Summe ich die weiße Fahne

Jörg Weidler

Was weiß ich schon von Dichterinnen? Nicht viel. Zum Beispiel Charlotte Grasnick.

B. Stein schrieb in seinem Nachwort „Wenn etwas in uns glüht…“ der im Berliner Verbrecherverlag herausgegebenen Gesamtausgabe ihrer Gedichte, illustriert von Prof. Dieter Goltzsche: „Dass sie sich nicht nur bestens mit den Künsten und besonders in der Literatur auskannte und ein sicheres Gespür für Gelungenes wie auch Misslungenes hatte, sondern selbst seit früher Jugend Gedichte schrieb, das wusste ich lange Zeit nicht.“

Bin ich wenigstens nicht allein.

Bekannt aus der DDR war mir ihr Mann, Ulrich Grasnick. Aber Charlotte? Das änderte sich nach einem Gespräch mit ihr und Gedichten bei einer Lesung von ihr vor einigen Jahren. Warum also sind Dichterinnen so unbekannt? Obwohl sie doch mindestens genauso gut sind wie ihre Dichterkollegen? Wegen des Patriarchates und weil Frauen weniger wert sind als Männer? Oder liegt das an der Überlieferung, weil es ein Männerberuf ist, Dichter zu sein? Charlotte Grasnick hat ein bedeutendes lyrisches Werk hinterlassen. Die Liebesgedichte stellen dabei das Rückgrat dieses Werkes dar.

Während der Buchvorstellung im Club in der Ernststraße 14-16 am 30.03.2010 lagen Erinnerung und Traurigkeit über den ungefähr fünfzehn Köpfen, die andächtig zuhörten bei den von U. Grasnick ausgesuchten Gedichten aus dem Buch „So nackt an Dich gewendet“ (Herausgeber B. Stein) und zwei Erzählungen von ihr. „Erinnerung und Traurigkeit“ machten sich breit, weil Charlotte Grasnick leider im April des vergangenen Jahres verstarb. „Muss denn so etwas erst geschehen, um zusammen zu kommen wegen der Gedichte von ihr“, fragte mich eine Bekannte von ihr. Und wegen dieser eingangs genannten Fragen, behaupte ich.

Es waren nicht alle Dichterinnen so berühmt und mutig wie die „Kindfrau“ Bettine von Arnim, deren 225. Geburtstag wir am 04.04.begingen. Aber mutig war Charlotte schon.

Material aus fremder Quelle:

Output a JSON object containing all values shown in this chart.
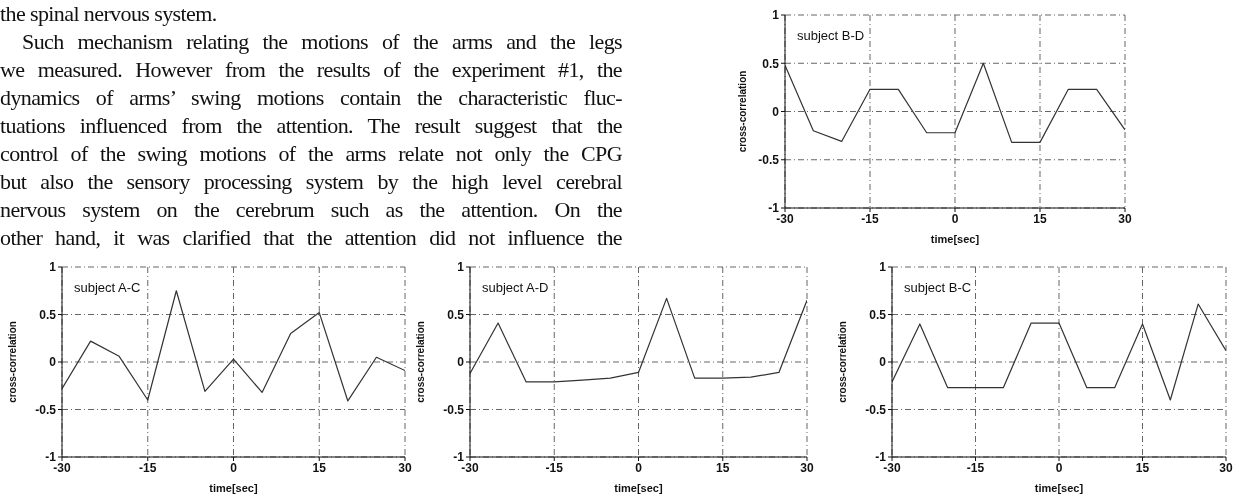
{
  "chart_data": [
    {
      "type": "other",
      "annotations": [
        "the spinal nervous system.",
        "Such mechanism relating the motions of the arms and the legs",
        "we measured. However from the results of the experiment #1, the",
        "dynamics of arms’ swing motions contain the characteristic fluc-",
        "tuations influenced from the attention. The result suggest that the",
        "control of the swing motions of the arms relate not only the CPG",
        "but also the sensory processing system by the high level cerebral",
        "nervous system on the cerebrum such as the attention. On the",
        "other hand, it was clarified that the attention did not influence the"
      ]
    },
    {
      "type": "line",
      "title": "subject B-D",
      "xlabel": "time[sec]",
      "ylabel": "cross-correlation",
      "x": [
        -30,
        -25,
        -20,
        -15,
        -10,
        -5,
        0,
        5,
        10,
        15,
        20,
        25,
        30
      ],
      "values": [
        0.48,
        -0.2,
        -0.31,
        0.23,
        0.23,
        -0.22,
        -0.22,
        0.5,
        -0.32,
        -0.32,
        0.23,
        0.23,
        -0.19
      ],
      "color": "#333333",
      "xlim": [
        -30,
        30
      ],
      "xticks": [
        -30,
        -15,
        0,
        15,
        30
      ],
      "ylim": [
        -1,
        1
      ],
      "yticks": [
        -1,
        -0.5,
        0,
        0.5,
        1
      ],
      "grid": true
    },
    {
      "type": "line",
      "title": "subject A-C",
      "xlabel": "time[sec]",
      "ylabel": "cross-correlation",
      "x": [
        -30,
        -25,
        -20,
        -15,
        -10,
        -5,
        0,
        5,
        10,
        15,
        20,
        25,
        30
      ],
      "values": [
        -0.28,
        0.22,
        0.06,
        -0.4,
        0.75,
        -0.31,
        0.03,
        -0.32,
        0.3,
        0.52,
        -0.41,
        0.05,
        -0.09
      ],
      "color": "#333333",
      "xlim": [
        -30,
        30
      ],
      "xticks": [
        -30,
        -15,
        0,
        15,
        30
      ],
      "ylim": [
        -1,
        1
      ],
      "yticks": [
        -1,
        -0.5,
        0,
        0.5,
        1
      ],
      "grid": true
    },
    {
      "type": "line",
      "title": "subject A-D",
      "xlabel": "time[sec]",
      "ylabel": "cross-correlation",
      "x": [
        -30,
        -25,
        -20,
        -15,
        -10,
        -5,
        0,
        5,
        10,
        15,
        20,
        25,
        30
      ],
      "values": [
        -0.12,
        0.41,
        -0.21,
        -0.21,
        -0.19,
        -0.17,
        -0.11,
        0.67,
        -0.17,
        -0.17,
        -0.16,
        -0.11,
        0.65
      ],
      "color": "#333333",
      "xlim": [
        -30,
        30
      ],
      "xticks": [
        -30,
        -15,
        0,
        15,
        30
      ],
      "ylim": [
        -1,
        1
      ],
      "yticks": [
        -1,
        -0.5,
        0,
        0.5,
        1
      ],
      "grid": true
    },
    {
      "type": "line",
      "title": "subject B-C",
      "xlabel": "time[sec]",
      "ylabel": "cross-correlation",
      "x": [
        -30,
        -25,
        -20,
        -15,
        -10,
        -5,
        0,
        5,
        10,
        15,
        20,
        25,
        30
      ],
      "values": [
        -0.21,
        0.4,
        -0.27,
        -0.27,
        -0.27,
        0.41,
        0.41,
        -0.27,
        -0.27,
        0.4,
        -0.4,
        0.61,
        0.12
      ],
      "color": "#333333",
      "xlim": [
        -30,
        30
      ],
      "xticks": [
        -30,
        -15,
        0,
        15,
        30
      ],
      "ylim": [
        -1,
        1
      ],
      "yticks": [
        -1,
        -0.5,
        0,
        0.5,
        1
      ],
      "grid": true
    }
  ]
}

Sie war eine kraftvolle Frau. In den Gedichten wie auch in ihrer späten Prosa, die uns Frank Büttner vorlas, war nicht der zweite Weltkrieg überraschenderweise ihre maßgebliche Erinnerung, sondern der plötzliche Umbruch an seinem Ende war ihre größere Irritation. „Die weiße Fahne, die ein Bauer, um das Dorf zu retten, einem Spähtrupp der Amerikaner entgegen trug, blieb für Charlotte ein Motiv, das über die tatsächliche Situation des mit dem Gefühl der Befreiung wie auch der Niederlage behafteten Kriegsendes hinauswies.“ ( B. Stein: Nachwort. „Wenn etwas in uns glüht…“)

Für die tatsächliche Situation brauchte es eine freie, starke Stimme, die Charlotte Grasnick besaß. Eine furchtlose, tapfere und geistreiche Frau, diese Ch. Grasnick, die von den Realitäten ausging, die sich nicht vom Gefühl der Befreiung oder der Niederlage leiten ließ. Man hatte den Eindruck, so B. Stein, dass sie viel von der männlichen Präsenz ausging, dass sie gerne ein wenig am Rande stand, einen Schritt zurück trat, um die Männer glänzen zu lassen. Das ist eine Beziehung zu ihrem Ehemann und den beiden erwachsenen Söhnen und ist ein Psychogramm von Charlotte Grasnick.

Frau ist immer etwas leiser, deshalb hören wir sie nicht immer. Das spricht für ihre Ehrlichkeit, Tapferkeit und Klugheit. Sie ist angepasster, weiser. Kompromissbereiter. Bereit, die Niederlagen zuzugeben, die wir uns bzw. 6 andere einhandeln. Das ziehe ich aus ihren Gedichten und Erzählungen.

So sollte jeder Mensch sein. Egal, ob Mann oder Frau, das ist auf jeden Fall meine Meinung.